Dalam sesi diskusi, Aris menyampaikan mengenai profil IKAMaT dan IKAMaT, serta afiliasinya serta setiap unit bisnisnya yang bergerak dalam rangka mewujudkan dan meningkatkan kesehatan ekosistem mangrove dan kesejahteraan masyarakat pesisir, yang kemudian diwujudkan melalui empat pilar IKAMaT, yaitu Pendampingan Penanaman dan Pemantauan, Riset dan Penelitian, Pemberdayaan Masyarakat, dan Pengembangan Industri Kreatif Mangrove.
Melalui keempat pilar ini, IKAMaT berupaya mewujudkan solusi alam yang terintegrasi, adaptif, dan berdampak jangka panjang bagi ekosistem pesisir dan kesejahteraan masyarakat.
“IKAMaT merupakan organisasi nirlaba yang bertujuan untuk meningkatkan kesehatan ekosistem mangrove dan mewujudkan kemakmuran masyarakat di kawasan pesisir yang diwujudkan melalui empat pilar kami,” jelas Aris. “Empat pilar IKAMaT, antara lain penanaman dan pemantauan mangrove, pemberdayaan masyarakat pesisir, riset dan penelitian, dan pengembangan industri kreatif mangrove,” lanjutnya.
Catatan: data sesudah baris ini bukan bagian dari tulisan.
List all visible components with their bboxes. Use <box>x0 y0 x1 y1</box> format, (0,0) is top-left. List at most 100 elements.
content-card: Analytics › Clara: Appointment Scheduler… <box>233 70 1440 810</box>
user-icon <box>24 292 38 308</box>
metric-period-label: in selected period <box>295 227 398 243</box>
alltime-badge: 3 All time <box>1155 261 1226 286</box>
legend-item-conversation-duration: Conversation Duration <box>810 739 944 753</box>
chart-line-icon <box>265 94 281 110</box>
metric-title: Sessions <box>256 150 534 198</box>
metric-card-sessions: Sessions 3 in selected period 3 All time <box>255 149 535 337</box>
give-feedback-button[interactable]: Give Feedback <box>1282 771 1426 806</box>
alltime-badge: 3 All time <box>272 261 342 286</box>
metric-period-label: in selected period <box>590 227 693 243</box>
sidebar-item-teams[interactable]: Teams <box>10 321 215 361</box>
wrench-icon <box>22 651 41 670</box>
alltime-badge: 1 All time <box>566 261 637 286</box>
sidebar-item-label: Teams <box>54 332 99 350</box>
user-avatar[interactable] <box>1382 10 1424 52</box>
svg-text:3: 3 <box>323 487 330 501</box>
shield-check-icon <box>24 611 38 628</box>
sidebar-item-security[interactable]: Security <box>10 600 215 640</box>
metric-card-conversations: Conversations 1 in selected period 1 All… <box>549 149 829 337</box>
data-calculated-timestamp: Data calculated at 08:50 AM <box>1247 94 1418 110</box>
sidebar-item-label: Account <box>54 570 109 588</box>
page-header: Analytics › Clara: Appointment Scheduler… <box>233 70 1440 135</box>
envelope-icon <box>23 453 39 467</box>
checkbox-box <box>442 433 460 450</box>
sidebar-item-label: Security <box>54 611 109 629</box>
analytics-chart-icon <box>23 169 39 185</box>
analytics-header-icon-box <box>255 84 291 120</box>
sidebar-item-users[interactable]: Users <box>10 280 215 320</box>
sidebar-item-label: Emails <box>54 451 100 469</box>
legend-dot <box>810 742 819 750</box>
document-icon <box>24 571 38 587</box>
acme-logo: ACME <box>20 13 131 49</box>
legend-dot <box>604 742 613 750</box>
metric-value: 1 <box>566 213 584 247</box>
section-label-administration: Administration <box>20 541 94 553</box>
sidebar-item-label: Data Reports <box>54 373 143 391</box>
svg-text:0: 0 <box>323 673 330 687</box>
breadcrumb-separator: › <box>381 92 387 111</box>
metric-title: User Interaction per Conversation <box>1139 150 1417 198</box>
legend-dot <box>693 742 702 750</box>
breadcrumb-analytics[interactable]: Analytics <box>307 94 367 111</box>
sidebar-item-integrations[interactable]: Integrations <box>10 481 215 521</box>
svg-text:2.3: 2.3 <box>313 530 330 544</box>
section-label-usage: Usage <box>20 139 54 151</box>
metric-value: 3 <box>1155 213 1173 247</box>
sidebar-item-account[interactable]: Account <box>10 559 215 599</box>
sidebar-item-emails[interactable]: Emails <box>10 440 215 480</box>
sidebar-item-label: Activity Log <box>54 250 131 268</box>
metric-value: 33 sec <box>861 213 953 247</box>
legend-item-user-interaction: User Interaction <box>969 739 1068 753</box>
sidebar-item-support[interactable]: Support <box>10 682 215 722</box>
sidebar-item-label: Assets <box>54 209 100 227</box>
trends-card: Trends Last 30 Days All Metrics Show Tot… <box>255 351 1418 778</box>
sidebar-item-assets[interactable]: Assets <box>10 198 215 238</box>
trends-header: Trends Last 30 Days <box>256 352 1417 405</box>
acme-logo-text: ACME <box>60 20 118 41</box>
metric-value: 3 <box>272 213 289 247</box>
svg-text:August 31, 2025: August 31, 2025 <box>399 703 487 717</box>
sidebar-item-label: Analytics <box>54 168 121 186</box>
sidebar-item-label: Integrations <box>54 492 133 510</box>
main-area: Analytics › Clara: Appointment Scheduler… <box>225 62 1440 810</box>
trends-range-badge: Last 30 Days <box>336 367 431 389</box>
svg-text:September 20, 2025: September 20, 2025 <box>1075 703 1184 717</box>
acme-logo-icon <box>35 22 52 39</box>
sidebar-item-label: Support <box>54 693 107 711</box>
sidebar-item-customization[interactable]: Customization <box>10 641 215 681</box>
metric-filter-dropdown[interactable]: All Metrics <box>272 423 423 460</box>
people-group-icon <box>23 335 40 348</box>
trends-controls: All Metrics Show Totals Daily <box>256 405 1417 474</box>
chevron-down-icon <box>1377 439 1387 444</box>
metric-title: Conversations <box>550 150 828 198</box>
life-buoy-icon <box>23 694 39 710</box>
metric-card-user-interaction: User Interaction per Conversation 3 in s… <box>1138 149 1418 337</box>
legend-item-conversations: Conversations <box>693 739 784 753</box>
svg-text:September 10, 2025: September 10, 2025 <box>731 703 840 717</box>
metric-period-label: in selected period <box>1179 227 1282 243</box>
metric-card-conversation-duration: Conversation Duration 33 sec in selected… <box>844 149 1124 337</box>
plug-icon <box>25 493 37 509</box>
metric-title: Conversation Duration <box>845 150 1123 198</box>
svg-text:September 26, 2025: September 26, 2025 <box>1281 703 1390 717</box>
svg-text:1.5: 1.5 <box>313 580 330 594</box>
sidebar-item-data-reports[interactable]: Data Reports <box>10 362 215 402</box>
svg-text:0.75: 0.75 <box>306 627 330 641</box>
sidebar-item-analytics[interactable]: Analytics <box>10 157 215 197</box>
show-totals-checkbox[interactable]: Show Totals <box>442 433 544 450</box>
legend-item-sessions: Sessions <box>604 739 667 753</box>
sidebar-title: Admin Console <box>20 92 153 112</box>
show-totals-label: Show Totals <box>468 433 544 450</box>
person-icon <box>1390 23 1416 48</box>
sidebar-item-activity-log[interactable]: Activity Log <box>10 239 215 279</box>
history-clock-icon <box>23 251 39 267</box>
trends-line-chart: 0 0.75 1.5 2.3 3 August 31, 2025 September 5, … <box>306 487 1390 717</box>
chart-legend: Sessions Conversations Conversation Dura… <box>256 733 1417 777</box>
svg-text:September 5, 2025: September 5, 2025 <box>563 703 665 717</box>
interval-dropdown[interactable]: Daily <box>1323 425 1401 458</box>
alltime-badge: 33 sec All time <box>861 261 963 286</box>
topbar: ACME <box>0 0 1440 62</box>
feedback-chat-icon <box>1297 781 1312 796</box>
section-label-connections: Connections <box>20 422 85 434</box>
Kemudian, Agape juga menambahkan berbagai pengalamannya saat menjadi anggota KeSEMaT, sebagai salah satu afiliasi IKAMaT yang juga melaksanakan kegiatan pemberdayaan masyarakat pesisir, kemudian saat terjun langsung ke lapangan dan berdiskusi bersama masyarakat pesisir, khususnya dalam kegiatan rehabilitasi, konservasi, serta pemberdayaan masyarakat di wilayah pesisir.
Selain itu, IKAMaT beserta unit bisnis dan afiliasinya terus mendorong dan mendukung pengembangan industri kreatif berbasis mangrove sebagai sarana edukasi dan kampanye untuk meningkatkan kesadaran akan pentingnya menjaga ekosistem pesisir dan keberlanjutan masyarakat yang bergantung pada ekosistem tersebut.
Seluruh agenda diskusi dan pertemuan yang dimulai pada pukul 13.00 hingga selesai ini berjalan dengan baik dan lancar, yang diakhiri dengan foto bersama. (ADM/ARH/ALA/AP).